冷静かつ情熱的に、中国、そしてアメリカとの対等な関係を構築していきたいものです。



社内の中国人に中国語を習うべきか?

2010-05-22 17:59:46 | 中国
べきか、べきじゃないか議論する話でもありませんが、このところの歪みながらも大量なマスコミの中国報道のおかげで、猫も杓子も中国進出、中国人の観光客に期待、そしてこれからは中国語・・・と言った話題を耳にしない日は一日たりともないのではないでしょうか?お蔭様で、弊社も急がしくはさせていただいておりますが、何が胃を痛めているかと言うと、なかなか「この人に習いたい!」と思える中国語講師の少なさでしょうか?

弊社の採用基準は、講師の実力テストである「中国語教育能力検定」で基準点をクリアしていることが最低ラインです。教えることと、話せることが違うのは、皆様、日本人が全員、外国人に日本語を教えることができないのと同じ話です。習うより慣れろ!でいいのなら、学校なんぞに通うより、彼氏や彼女を見つけたほうがいいと言う意見もありますし、現地に飛び込めばなんとかなるとの主張も、決して間違ってはいません。

ただ、私ども(漢和塾)が対象にしているビジネスマンは、習うより慣れろと言われても、時間も機会も圧倒的に足りません。そもそも、【business】という単語は、【busy】の名詞形なわけで、優秀な社員は忙しいのです。

※もっと優秀になると、忙しいように見えないのに膨大な仕事を片付けますが・・・

冒頭の「社内にいる中国人に中国語を教えてもらおう!」と言うのも、中国語の必要性や利便性からか増えているようです。ここで問題なのは、まず、ビジネスマンが講師に期待すべきことは、学習のコツ、ポイントの整理です。これには、母国語を客観的に理解し、噛み砕いて説明する能力が必要です。弊社の検定試験には、過去5年間で500人以上の中国人が受験してきましたが、その9割が中国語を誰かに教えた経験がありながら、採用に至ったのはわずか50人です。学歴や意欲は高い人が大半ですが、いざ教えるとなると、そのスキルを専門的に磨いていない限り、忙しいビジネスマンには教えることは、そう容易いことではないのです。
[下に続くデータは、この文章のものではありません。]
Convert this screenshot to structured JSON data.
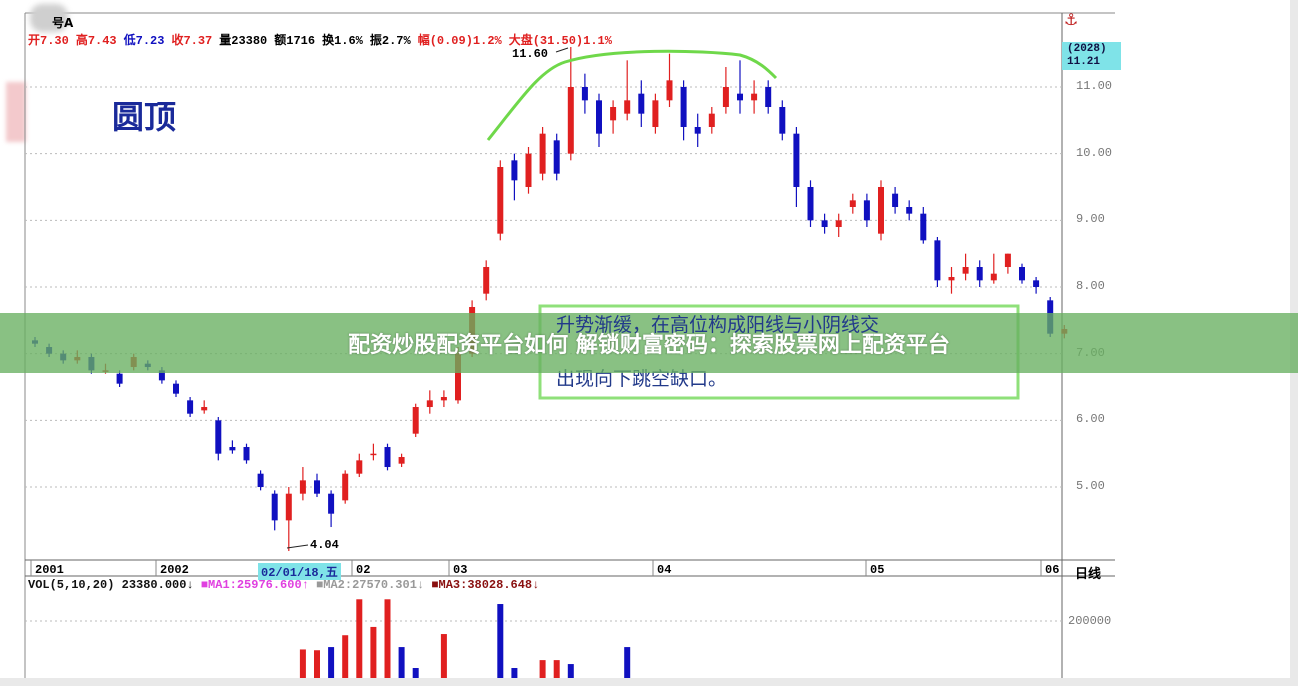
{
  "header": {
    "items": [
      {
        "text": "开7.30",
        "color": "#e02020"
      },
      {
        "text": "高7.43",
        "color": "#e02020"
      },
      {
        "text": "低7.23",
        "color": "#1010c0"
      },
      {
        "text": "收7.37",
        "color": "#e02020"
      },
      {
        "text": "量23380",
        "color": "#000000"
      },
      {
        "text": "额1716",
        "color": "#000000"
      },
      {
        "text": "换1.6%",
        "color": "#000000"
      },
      {
        "text": "振2.7%",
        "color": "#000000"
      },
      {
        "text": "幅(0.09)1.2%",
        "color": "#e02020"
      },
      {
        "text": "大盘(31.50)1.1%",
        "color": "#e02020"
      }
    ],
    "title_suffix": "号A"
  },
  "price_tag": {
    "line1": "(2028)",
    "line2": "11.21"
  },
  "annotations": {
    "pattern_title": "圆顶",
    "high_label": "11.60",
    "low_label": "4.04",
    "note_line1": "升势渐缓，在高位构成阳线与小阴线交",
    "note_line3": "出现向下跳空缺口。",
    "cursor_date": "02/01/18,五",
    "period": "日线"
  },
  "volume_header": {
    "vol": "VOL(5,10,20) 23380.000↓",
    "ma1": "■MA1:25976.600↑",
    "ma2": "■MA2:27570.301↓",
    "ma3": "■MA3:38028.648↓"
  },
  "banner": {
    "text": "配资炒股配资平台如何 解锁财富密码：探索股票网上配资平台"
  },
  "colors": {
    "up": "#e02020",
    "down": "#1010c0",
    "arc": "#6fd84a",
    "note_box": "#8fe07a",
    "tag_bg": "#7fe3e8"
  },
  "chart_data": {
    "type": "candlestick",
    "ylim": [
      4,
      11.6
    ],
    "yticks": [
      "11.00",
      "10.00",
      "9.00",
      "8.00",
      "7.00",
      "6.00",
      "5.00"
    ],
    "xticks": [
      "2001",
      "2002",
      "02",
      "03",
      "04",
      "05",
      "06"
    ],
    "volume_ticks": [
      "200000"
    ],
    "grid": true,
    "candles": [
      [
        7.2,
        7.25,
        7.1,
        7.15
      ],
      [
        7.1,
        7.15,
        6.95,
        7.0
      ],
      [
        7.0,
        7.05,
        6.85,
        6.9
      ],
      [
        6.9,
        7.05,
        6.85,
        6.95
      ],
      [
        6.95,
        7.0,
        6.7,
        6.75
      ],
      [
        6.75,
        6.85,
        6.7,
        6.75
      ],
      [
        6.7,
        6.75,
        6.5,
        6.55
      ],
      [
        6.8,
        7.0,
        6.75,
        6.95
      ],
      [
        6.85,
        6.9,
        6.75,
        6.8
      ],
      [
        6.75,
        6.8,
        6.55,
        6.6
      ],
      [
        6.55,
        6.6,
        6.35,
        6.4
      ],
      [
        6.3,
        6.35,
        6.05,
        6.1
      ],
      [
        6.15,
        6.3,
        6.1,
        6.2
      ],
      [
        6.0,
        6.05,
        5.4,
        5.5
      ],
      [
        5.6,
        5.7,
        5.5,
        5.55
      ],
      [
        5.6,
        5.65,
        5.35,
        5.4
      ],
      [
        5.2,
        5.25,
        4.95,
        5.0
      ],
      [
        4.9,
        4.95,
        4.35,
        4.5
      ],
      [
        4.5,
        5.0,
        4.04,
        4.9
      ],
      [
        4.9,
        5.3,
        4.8,
        5.1
      ],
      [
        5.1,
        5.2,
        4.85,
        4.9
      ],
      [
        4.9,
        4.95,
        4.4,
        4.6
      ],
      [
        4.8,
        5.25,
        4.75,
        5.2
      ],
      [
        5.2,
        5.5,
        5.15,
        5.4
      ],
      [
        5.5,
        5.65,
        5.4,
        5.5
      ],
      [
        5.6,
        5.65,
        5.25,
        5.3
      ],
      [
        5.35,
        5.5,
        5.3,
        5.45
      ],
      [
        5.8,
        6.25,
        5.75,
        6.2
      ],
      [
        6.2,
        6.45,
        6.1,
        6.3
      ],
      [
        6.3,
        6.45,
        6.2,
        6.35
      ],
      [
        6.3,
        7.1,
        6.25,
        7.0
      ],
      [
        7.0,
        7.8,
        6.95,
        7.7
      ],
      [
        7.9,
        8.4,
        7.8,
        8.3
      ],
      [
        8.8,
        9.9,
        8.7,
        9.8
      ],
      [
        9.9,
        10.0,
        9.3,
        9.6
      ],
      [
        9.5,
        10.1,
        9.4,
        10.0
      ],
      [
        9.7,
        10.4,
        9.6,
        10.3
      ],
      [
        10.2,
        10.3,
        9.6,
        9.7
      ],
      [
        10.0,
        11.6,
        9.9,
        11.0
      ],
      [
        11.0,
        11.2,
        10.6,
        10.8
      ],
      [
        10.8,
        10.9,
        10.1,
        10.3
      ],
      [
        10.5,
        10.8,
        10.3,
        10.7
      ],
      [
        10.6,
        11.4,
        10.5,
        10.8
      ],
      [
        10.9,
        11.1,
        10.4,
        10.6
      ],
      [
        10.4,
        10.9,
        10.3,
        10.8
      ],
      [
        10.8,
        11.5,
        10.7,
        11.1
      ],
      [
        11.0,
        11.1,
        10.2,
        10.4
      ],
      [
        10.4,
        10.6,
        10.1,
        10.3
      ],
      [
        10.4,
        10.7,
        10.3,
        10.6
      ],
      [
        10.7,
        11.3,
        10.6,
        11.0
      ],
      [
        10.9,
        11.4,
        10.6,
        10.8
      ],
      [
        10.8,
        11.1,
        10.6,
        10.9
      ],
      [
        11.0,
        11.1,
        10.6,
        10.7
      ],
      [
        10.7,
        10.8,
        10.2,
        10.3
      ],
      [
        10.3,
        10.4,
        9.2,
        9.5
      ],
      [
        9.5,
        9.6,
        8.9,
        9.0
      ],
      [
        9.0,
        9.1,
        8.8,
        8.9
      ],
      [
        8.9,
        9.1,
        8.75,
        9.0
      ],
      [
        9.2,
        9.4,
        9.1,
        9.3
      ],
      [
        9.3,
        9.4,
        8.9,
        9.0
      ],
      [
        8.8,
        9.6,
        8.7,
        9.5
      ],
      [
        9.4,
        9.5,
        9.1,
        9.2
      ],
      [
        9.2,
        9.3,
        9.0,
        9.1
      ],
      [
        9.1,
        9.2,
        8.65,
        8.7
      ],
      [
        8.7,
        8.75,
        8.0,
        8.1
      ],
      [
        8.1,
        8.3,
        7.9,
        8.15
      ],
      [
        8.2,
        8.5,
        8.1,
        8.3
      ],
      [
        8.3,
        8.4,
        8.0,
        8.1
      ],
      [
        8.1,
        8.5,
        8.05,
        8.2
      ],
      [
        8.3,
        8.5,
        8.2,
        8.5
      ],
      [
        8.3,
        8.35,
        8.05,
        8.1
      ],
      [
        8.1,
        8.15,
        7.9,
        8.0
      ],
      [
        7.8,
        7.85,
        7.25,
        7.3
      ],
      [
        7.3,
        7.43,
        7.23,
        7.37
      ]
    ],
    "volumes": [
      {
        "bar": 19,
        "value": 128000,
        "dir": "up"
      },
      {
        "bar": 20,
        "value": 126000,
        "dir": "up"
      },
      {
        "bar": 21,
        "value": 134000,
        "dir": "down"
      },
      {
        "bar": 22,
        "value": 164000,
        "dir": "up"
      },
      {
        "bar": 23,
        "value": 255000,
        "dir": "up"
      },
      {
        "bar": 24,
        "value": 185000,
        "dir": "up"
      },
      {
        "bar": 25,
        "value": 255000,
        "dir": "up"
      },
      {
        "bar": 26,
        "value": 134000,
        "dir": "down"
      },
      {
        "bar": 27,
        "value": 81000,
        "dir": "down"
      },
      {
        "bar": 29,
        "value": 167000,
        "dir": "up"
      },
      {
        "bar": 33,
        "value": 243000,
        "dir": "down"
      },
      {
        "bar": 34,
        "value": 81000,
        "dir": "down"
      },
      {
        "bar": 36,
        "value": 101000,
        "dir": "up"
      },
      {
        "bar": 37,
        "value": 101000,
        "dir": "up"
      },
      {
        "bar": 38,
        "value": 91000,
        "dir": "down"
      },
      {
        "bar": 42,
        "value": 134000,
        "dir": "down"
      }
    ]
  }
}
そしてもう一つ、社内にいる中国人の方は、何のために採用したのでしょうか?何をしたくて入社してきたのでしょうか?本来、技術力など仕事力があるから採用された中国人社員に、ついでに中国語を教えて欲しい!などと頼めば、本当に優秀な中国人なら憤慨するのではないでしょうか?

前回のブログで、ネイティブや語学学校不要論について書きましたが、実際問題、あまりにも軽々しく教育に携わる中国人講師や日本人経営者が多すぎる・・・もちろん、人それぞれ!私が勝手に胃を痛めているだけです。